Effects of glucagon on glomerular filtration rate and urea and water excretion.

Clearance experiments were performed in anesthetized male Wistar rats to reevaluate the renal effects of glucagon (Gluc) on glomerular filtration rate (GFR) and solute and water excretion. After an 80-min control period, these effects were evaluated in the last 80 min of a 2-h intravenous Gluc infusion. Gluc induced significant increases in GFR (+20%), urine flow rate (+150%), free water reabsorption (+50%), urea synthesis and urea excretion (+66%), and nonurea solute excretion (+67%). In addition, fractional urea excretion (FEurea) increased by 43% (P less than 0.01). Additional experiments showed that increases in either urea excretion or urine flow rate (induced by appropriate infusion of urea or half-dilute saline), similar to those seen after Gluc, could not account for the increased FEurea.
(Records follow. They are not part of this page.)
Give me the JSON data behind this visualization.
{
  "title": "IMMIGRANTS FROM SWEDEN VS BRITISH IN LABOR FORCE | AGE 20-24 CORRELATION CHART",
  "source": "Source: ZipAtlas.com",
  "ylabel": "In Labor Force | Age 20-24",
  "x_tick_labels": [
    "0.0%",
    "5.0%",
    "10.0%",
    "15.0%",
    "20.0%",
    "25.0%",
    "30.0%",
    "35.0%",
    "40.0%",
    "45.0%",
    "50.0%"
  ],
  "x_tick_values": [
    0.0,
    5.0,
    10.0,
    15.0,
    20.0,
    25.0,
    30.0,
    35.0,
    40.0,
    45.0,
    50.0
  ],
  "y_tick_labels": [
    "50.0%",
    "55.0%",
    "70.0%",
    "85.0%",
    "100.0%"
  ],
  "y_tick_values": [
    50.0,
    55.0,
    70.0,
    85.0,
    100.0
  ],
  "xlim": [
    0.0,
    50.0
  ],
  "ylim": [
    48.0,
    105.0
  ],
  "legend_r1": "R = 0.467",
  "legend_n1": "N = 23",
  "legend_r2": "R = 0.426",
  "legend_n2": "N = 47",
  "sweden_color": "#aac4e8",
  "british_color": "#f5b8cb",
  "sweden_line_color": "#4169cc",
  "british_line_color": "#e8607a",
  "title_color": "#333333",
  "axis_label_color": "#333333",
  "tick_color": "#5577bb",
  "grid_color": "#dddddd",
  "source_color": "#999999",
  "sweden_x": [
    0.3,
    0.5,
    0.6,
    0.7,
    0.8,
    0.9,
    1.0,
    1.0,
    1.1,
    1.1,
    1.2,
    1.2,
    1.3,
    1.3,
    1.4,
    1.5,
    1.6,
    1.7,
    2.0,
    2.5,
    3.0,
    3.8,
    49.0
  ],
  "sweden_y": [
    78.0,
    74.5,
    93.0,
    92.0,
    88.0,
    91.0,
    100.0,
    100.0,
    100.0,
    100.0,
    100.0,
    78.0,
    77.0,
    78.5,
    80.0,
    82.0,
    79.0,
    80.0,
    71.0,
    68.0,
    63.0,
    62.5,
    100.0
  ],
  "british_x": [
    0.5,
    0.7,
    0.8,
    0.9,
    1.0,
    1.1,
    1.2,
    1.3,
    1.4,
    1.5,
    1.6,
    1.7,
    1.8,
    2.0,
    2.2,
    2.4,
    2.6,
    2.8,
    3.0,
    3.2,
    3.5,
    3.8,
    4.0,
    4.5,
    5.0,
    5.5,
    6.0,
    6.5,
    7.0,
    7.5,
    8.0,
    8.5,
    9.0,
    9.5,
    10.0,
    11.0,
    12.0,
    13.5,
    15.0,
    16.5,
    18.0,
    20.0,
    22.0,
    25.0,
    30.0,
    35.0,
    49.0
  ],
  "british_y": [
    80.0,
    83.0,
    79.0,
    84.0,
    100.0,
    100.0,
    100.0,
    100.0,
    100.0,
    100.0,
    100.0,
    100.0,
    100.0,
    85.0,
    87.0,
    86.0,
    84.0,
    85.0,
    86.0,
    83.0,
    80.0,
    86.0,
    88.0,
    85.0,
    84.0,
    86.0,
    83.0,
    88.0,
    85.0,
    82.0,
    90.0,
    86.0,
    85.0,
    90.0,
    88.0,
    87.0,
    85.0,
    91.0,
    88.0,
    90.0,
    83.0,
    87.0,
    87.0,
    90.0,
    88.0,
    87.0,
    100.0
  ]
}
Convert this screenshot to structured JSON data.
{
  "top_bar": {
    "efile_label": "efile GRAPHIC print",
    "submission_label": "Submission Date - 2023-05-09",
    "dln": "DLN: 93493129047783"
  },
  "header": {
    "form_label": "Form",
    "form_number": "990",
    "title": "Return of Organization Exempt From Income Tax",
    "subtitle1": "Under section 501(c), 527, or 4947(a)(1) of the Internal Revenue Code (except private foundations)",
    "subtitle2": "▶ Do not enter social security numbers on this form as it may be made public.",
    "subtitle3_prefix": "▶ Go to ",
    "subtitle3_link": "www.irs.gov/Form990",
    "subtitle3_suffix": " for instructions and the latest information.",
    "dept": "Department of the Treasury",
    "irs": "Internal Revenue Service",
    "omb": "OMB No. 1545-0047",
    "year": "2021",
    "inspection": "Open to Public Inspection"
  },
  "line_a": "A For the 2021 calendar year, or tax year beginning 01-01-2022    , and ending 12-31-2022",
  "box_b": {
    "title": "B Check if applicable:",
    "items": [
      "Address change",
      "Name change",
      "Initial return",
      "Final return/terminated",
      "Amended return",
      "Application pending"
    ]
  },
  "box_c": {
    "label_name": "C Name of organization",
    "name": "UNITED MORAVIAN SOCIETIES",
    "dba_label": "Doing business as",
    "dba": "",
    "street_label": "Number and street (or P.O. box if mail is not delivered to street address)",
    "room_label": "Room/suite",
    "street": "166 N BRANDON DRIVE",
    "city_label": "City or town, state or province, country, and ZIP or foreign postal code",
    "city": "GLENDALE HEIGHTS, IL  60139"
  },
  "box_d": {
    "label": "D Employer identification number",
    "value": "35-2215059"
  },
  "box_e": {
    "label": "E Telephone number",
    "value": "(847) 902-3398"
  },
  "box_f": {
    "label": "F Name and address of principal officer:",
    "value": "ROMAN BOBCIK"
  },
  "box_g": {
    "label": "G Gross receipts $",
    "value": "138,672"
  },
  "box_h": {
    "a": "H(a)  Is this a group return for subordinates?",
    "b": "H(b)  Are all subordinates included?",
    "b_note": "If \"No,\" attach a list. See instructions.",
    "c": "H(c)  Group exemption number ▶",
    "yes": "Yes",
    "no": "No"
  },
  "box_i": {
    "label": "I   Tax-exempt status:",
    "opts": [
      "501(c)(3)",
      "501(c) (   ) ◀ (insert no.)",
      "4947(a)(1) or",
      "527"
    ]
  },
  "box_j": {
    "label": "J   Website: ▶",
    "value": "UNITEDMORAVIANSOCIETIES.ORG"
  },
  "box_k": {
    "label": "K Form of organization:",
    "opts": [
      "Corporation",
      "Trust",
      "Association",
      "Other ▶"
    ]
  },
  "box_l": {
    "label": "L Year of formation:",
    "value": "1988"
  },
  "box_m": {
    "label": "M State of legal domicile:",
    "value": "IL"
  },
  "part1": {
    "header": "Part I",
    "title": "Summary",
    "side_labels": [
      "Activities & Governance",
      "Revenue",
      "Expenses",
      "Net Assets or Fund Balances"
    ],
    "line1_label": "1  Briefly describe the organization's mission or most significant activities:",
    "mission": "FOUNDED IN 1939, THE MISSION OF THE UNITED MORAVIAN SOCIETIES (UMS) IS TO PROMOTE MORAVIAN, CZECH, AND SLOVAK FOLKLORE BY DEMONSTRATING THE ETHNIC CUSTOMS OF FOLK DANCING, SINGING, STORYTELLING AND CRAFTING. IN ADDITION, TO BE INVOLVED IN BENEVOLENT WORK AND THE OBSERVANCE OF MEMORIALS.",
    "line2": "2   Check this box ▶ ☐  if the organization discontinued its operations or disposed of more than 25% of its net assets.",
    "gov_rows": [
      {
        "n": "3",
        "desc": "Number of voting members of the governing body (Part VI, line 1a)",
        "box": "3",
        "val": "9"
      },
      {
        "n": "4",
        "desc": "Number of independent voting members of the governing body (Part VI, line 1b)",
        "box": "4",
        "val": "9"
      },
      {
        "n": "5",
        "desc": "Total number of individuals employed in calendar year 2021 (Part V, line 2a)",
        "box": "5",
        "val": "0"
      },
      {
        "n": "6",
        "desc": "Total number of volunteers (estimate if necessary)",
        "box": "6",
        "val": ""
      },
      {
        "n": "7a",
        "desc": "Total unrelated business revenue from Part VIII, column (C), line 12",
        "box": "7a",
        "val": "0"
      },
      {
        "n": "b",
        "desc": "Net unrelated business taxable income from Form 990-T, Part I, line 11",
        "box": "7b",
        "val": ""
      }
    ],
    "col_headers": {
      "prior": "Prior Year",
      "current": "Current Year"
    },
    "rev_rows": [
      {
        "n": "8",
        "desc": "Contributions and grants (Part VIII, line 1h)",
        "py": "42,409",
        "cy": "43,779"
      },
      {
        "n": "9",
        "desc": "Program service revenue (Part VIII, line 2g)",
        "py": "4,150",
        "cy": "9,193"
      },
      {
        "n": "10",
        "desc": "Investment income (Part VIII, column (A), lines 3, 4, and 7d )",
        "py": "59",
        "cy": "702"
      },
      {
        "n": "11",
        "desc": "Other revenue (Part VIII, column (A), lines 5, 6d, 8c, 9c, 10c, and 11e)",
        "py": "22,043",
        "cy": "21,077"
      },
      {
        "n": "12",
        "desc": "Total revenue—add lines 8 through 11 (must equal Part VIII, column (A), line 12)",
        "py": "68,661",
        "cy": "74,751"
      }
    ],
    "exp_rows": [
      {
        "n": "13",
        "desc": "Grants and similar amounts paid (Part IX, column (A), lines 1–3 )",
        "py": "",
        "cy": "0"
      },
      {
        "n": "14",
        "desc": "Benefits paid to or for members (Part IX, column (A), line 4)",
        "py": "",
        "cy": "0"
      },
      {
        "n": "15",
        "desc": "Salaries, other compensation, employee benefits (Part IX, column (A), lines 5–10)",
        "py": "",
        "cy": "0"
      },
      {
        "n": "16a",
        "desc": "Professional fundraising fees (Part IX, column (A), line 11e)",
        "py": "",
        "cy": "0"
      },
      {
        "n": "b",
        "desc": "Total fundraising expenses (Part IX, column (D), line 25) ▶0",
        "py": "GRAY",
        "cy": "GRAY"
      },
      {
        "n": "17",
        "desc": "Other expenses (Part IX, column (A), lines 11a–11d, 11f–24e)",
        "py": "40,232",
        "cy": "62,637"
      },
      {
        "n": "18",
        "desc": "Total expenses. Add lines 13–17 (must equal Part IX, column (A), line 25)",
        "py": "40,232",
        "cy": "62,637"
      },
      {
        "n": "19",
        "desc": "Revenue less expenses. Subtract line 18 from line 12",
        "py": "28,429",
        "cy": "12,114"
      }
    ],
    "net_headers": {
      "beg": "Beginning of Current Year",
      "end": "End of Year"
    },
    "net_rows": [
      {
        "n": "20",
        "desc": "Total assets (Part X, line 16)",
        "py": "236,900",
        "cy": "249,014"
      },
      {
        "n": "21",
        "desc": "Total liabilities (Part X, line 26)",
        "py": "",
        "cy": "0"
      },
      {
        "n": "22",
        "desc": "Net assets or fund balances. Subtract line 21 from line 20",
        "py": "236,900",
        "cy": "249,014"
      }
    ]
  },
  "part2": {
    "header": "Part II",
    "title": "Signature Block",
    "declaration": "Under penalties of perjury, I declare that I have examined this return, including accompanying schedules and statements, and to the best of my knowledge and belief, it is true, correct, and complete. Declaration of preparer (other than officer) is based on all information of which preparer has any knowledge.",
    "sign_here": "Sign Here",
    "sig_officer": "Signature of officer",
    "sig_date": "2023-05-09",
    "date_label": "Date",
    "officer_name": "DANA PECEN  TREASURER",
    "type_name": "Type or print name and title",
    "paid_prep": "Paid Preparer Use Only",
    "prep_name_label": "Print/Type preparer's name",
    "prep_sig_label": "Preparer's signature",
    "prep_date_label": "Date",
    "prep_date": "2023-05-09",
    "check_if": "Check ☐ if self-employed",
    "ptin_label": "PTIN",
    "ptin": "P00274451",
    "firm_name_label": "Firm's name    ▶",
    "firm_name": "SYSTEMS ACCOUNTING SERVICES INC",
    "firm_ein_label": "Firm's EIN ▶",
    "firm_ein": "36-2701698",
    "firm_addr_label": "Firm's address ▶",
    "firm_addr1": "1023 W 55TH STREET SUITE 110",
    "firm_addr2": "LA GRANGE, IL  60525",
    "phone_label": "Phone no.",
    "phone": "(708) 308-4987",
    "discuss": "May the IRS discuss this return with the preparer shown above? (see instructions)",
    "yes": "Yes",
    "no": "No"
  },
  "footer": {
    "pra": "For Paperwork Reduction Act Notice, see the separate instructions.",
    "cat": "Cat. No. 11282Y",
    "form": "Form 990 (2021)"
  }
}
All significant effects of Gluc were also observed during infusion of antidiuretic hormone or during water diuresis. The tubular effects of Gluc could be explained by a reduction in proximal reabsorption. The dose of Gluc required to induce all the effects described above was 12 ng.min-1.100 g body wt-1, a dose producing an approximately 10-fold supraphysiological peripheral plasma concentration but a "physiological" level for the liver. Infusion of 1.2 ng induced almost no change in renal function, and infusion of 120 ng induced no greater effects than 12 ng. These results suggest 1) that Gluc, a hormone liberated after protein ingestion, exerts coordinated effects on liver and kidney to increase simultaneously urea synthesis and excretion and to promote water conservation and 2) that these effects could, at least in part, be indirect and depend on the Gluc-induced stimulation of hepatocyte metabolism.